Thursday, October 13, 2016
2016 Fall Mushroom Forecast
This article appeared in the October 2016 issue of Northwest Sportsman Magazine
Several early rains this summer have brought success for hunting Fall mushrooms as early as mid July. At this rate, the season is on track for a stellar showing of edible wild
mushrooms. Dry weather stalled last year's crop, but still showed signs of life as early as August, particularly with lobster mushrooms. 2015's fall chanterelles were not nearly as plentiful as the following 2016 winter crop, but if rains fall early and frequent, a low yield year can potentially be followed by a significantly higher yield the next.
Early harvests of sulphur shelf, or “Chicken of the Woods,”
along with lobster mushrooms, and the ever popular white and yellow
chantrelles are easy to find once the rains appear. Pigs ear and bolete mushrooms also rise through the substrate of the
forest floor later in the fall.
Chantrelles are perhaps the most widely sought after variety, and there
is an abundance of them along the coast range at higher elevations. When
you happen upon one, stop and pay attention to your surroundings. It’s
not uncommon to trample several mushrooms in one area while overcome
with the excitement to pluck the first one you lay eyes on. Look for
mossy areas under old growth, evergreen debris, where salal and Oregon
While moisture from the rain is key to activating the mcyelium, you will
find that some of the mushrooms that are more exposed to the elements
tend to deteriorate, become soggy and inedible. The best days for
harvesting are during periods of warmer weather after rains have
saturated the soil enough that it still remains damp. When the ground is
really wet, look underneath the gaps of fallen logs that have made
contact with the forest floor. The areas in which the log shields the
ground from rain creates a dryer environment that will produce firmer
mushrooms that tend to keep longer. If there's frequent wet weather, you'll also find better quality mushrooms on south facing slopes. On the contrary, if the rains are few and far between, north facing slopes, shady areas, and flat spots on hillsides will hold more moisture and provide more productive habitat.

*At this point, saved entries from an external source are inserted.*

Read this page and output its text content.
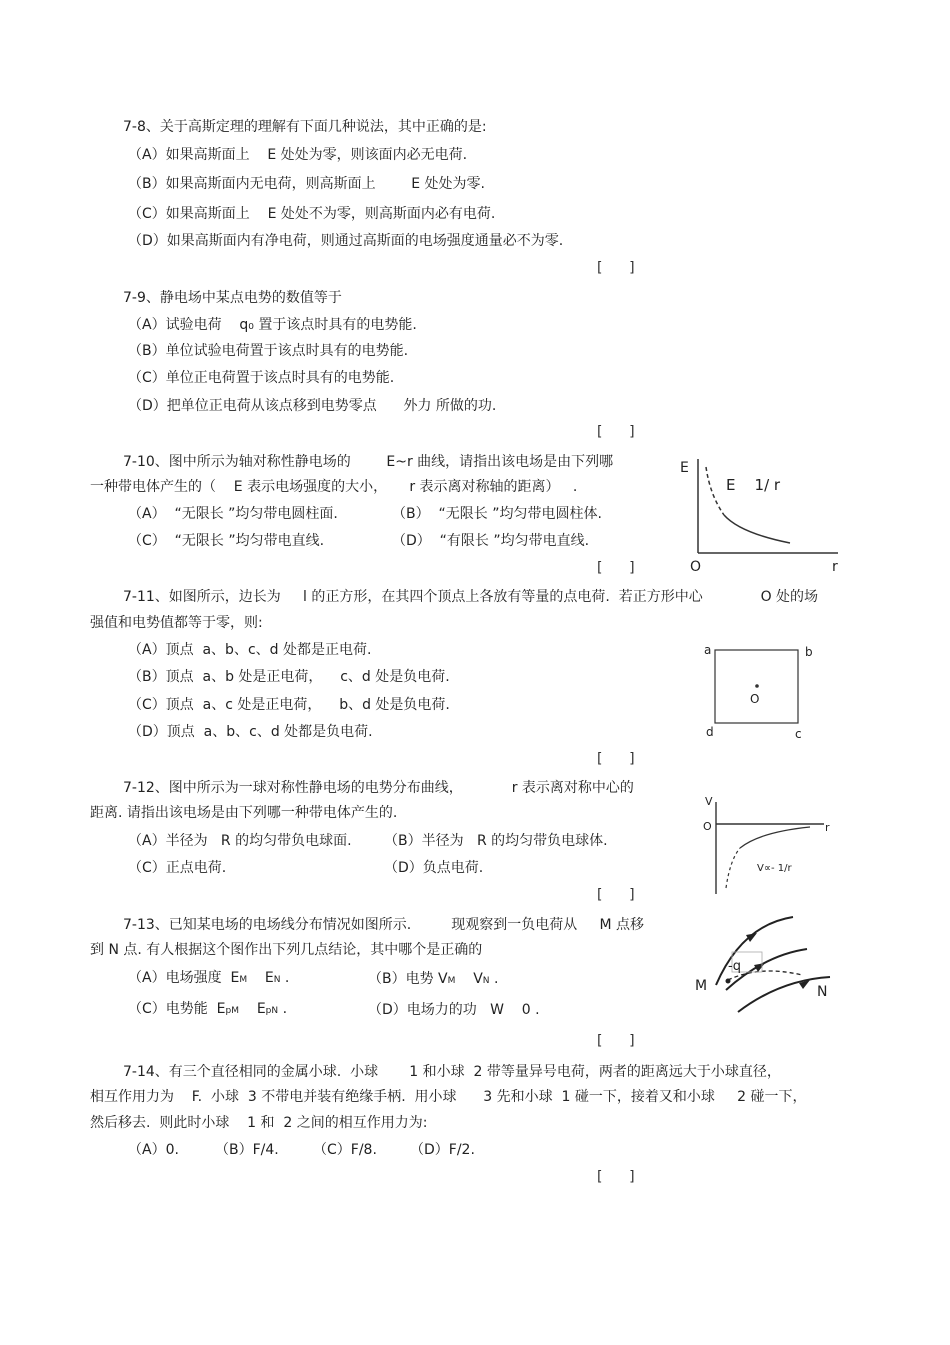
7-8、关于高斯定理的理解有下面几种说法，其中正确的是:
（A）如果高斯面上    E 处处为零，则该面内必无电荷.
（B）如果高斯面内无电荷，则高斯面上        E 处处为零.
（C）如果高斯面上    E 处处不为零，则高斯面内必有电荷.
（D）如果高斯面内有净电荷，则通过高斯面的电场强度通量必不为零.
[      ]
7-9、静电场中某点电势的数值等于
（A）试验电荷    q₀ 置于该点时具有的电势能.
（B）单位试验电荷置于该点时具有的电势能.
（C）单位正电荷置于该点时具有的电势能.
（D）把单位正电荷从该点移到电势零点      外力 所做的功.
[      ]
7-10、图中所示为轴对称性静电场的        E~r 曲线，请指出该电场是由下列哪
一种带电体产生的（    E 表示电场强度的大小，     r 表示离对称轴的距离）   .
（A）  “无限长 ”均匀带电圆柱面.	（B）  “无限长 ”均匀带电圆柱体.
（C）  “无限长 ”均匀带电直线.	（D）  “有限长 ”均匀带电直线.
[      ]
E
O	r
E    1/ r
7-11、如图所示，边长为     l 的正方形，在其四个顶点上各放有等量的点电荷.  若正方形中心             O 处的场
强值和电势值都等于零，则:
（A）顶点  a、b、c、d 处都是正电荷.
（B）顶点  a、b 处是正电荷，    c、d 处是负电荷.
（C）顶点  a、c 处是正电荷，    b、d 处是负电荷.
（D）顶点  a、b、c、d 处都是负电荷.
[      ]
a	b
c
d
O
7-12、图中所示为一球对称性静电场的电势分布曲线，           r 表示离对称中心的
距离. 请指出该电场是由下列哪一种带电体产生的.
（A）半径为   R 的均匀带负电球面. （B）半径为   R 的均匀带负电球体.
（C）正点电荷.	（D）负点电荷.
[      ]
V
O	r
V∝- 1/r
7-13、已知某电场的电场线分布情况如图所示.         现观察到一负电荷从     M 点移
到 N 点. 有人根据这个图作出下列几点结论，其中哪个是正确的
（A）电场强度  EM    EN .	（B）电势 VM    VN .
（C）电势能  EpM    EpN .	（D）电场力的功   W    0 .
[      ]
M	N
-q
7-14、有三个直径相同的金属小球.  小球       1 和小球  2 带等量异号电荷，两者的距离远大于小球直径，
相互作用力为    F.  小球  3 不带电并装有绝缘手柄.  用小球      3 先和小球  1 碰一下，接着又和小球     2 碰一下，
然后移去.  则此时小球    1 和  2 之间的相互作用力为:
（A）0.	（B）F/4. （C）F/8. （D）F/2.
[      ]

Be sure to use these tips when hunting mushrooms…
-Being aware of your surroundings is vital to enjoying your outdoor
experience; keep in mind that’s it’s fairly easy to wander into private
property on accident. Check your local regulations on harvesting and
entry permits for public lands.
-Do not consume any mushrooms you can not identify with confidence; lots
of lookalikes out there have made people pretty sick over the years. A
good place to pick up some resources for identification is at our very
own Saturday Market.
-If the quality of your find is in question, the general rule of “When in doubt, toss it out” applies.
-While on your hike, keep track of time and your path so you don’t get
lost in the woods after dark. If you are unsure about how long your hike
will be, bring a headlamp or flashlight.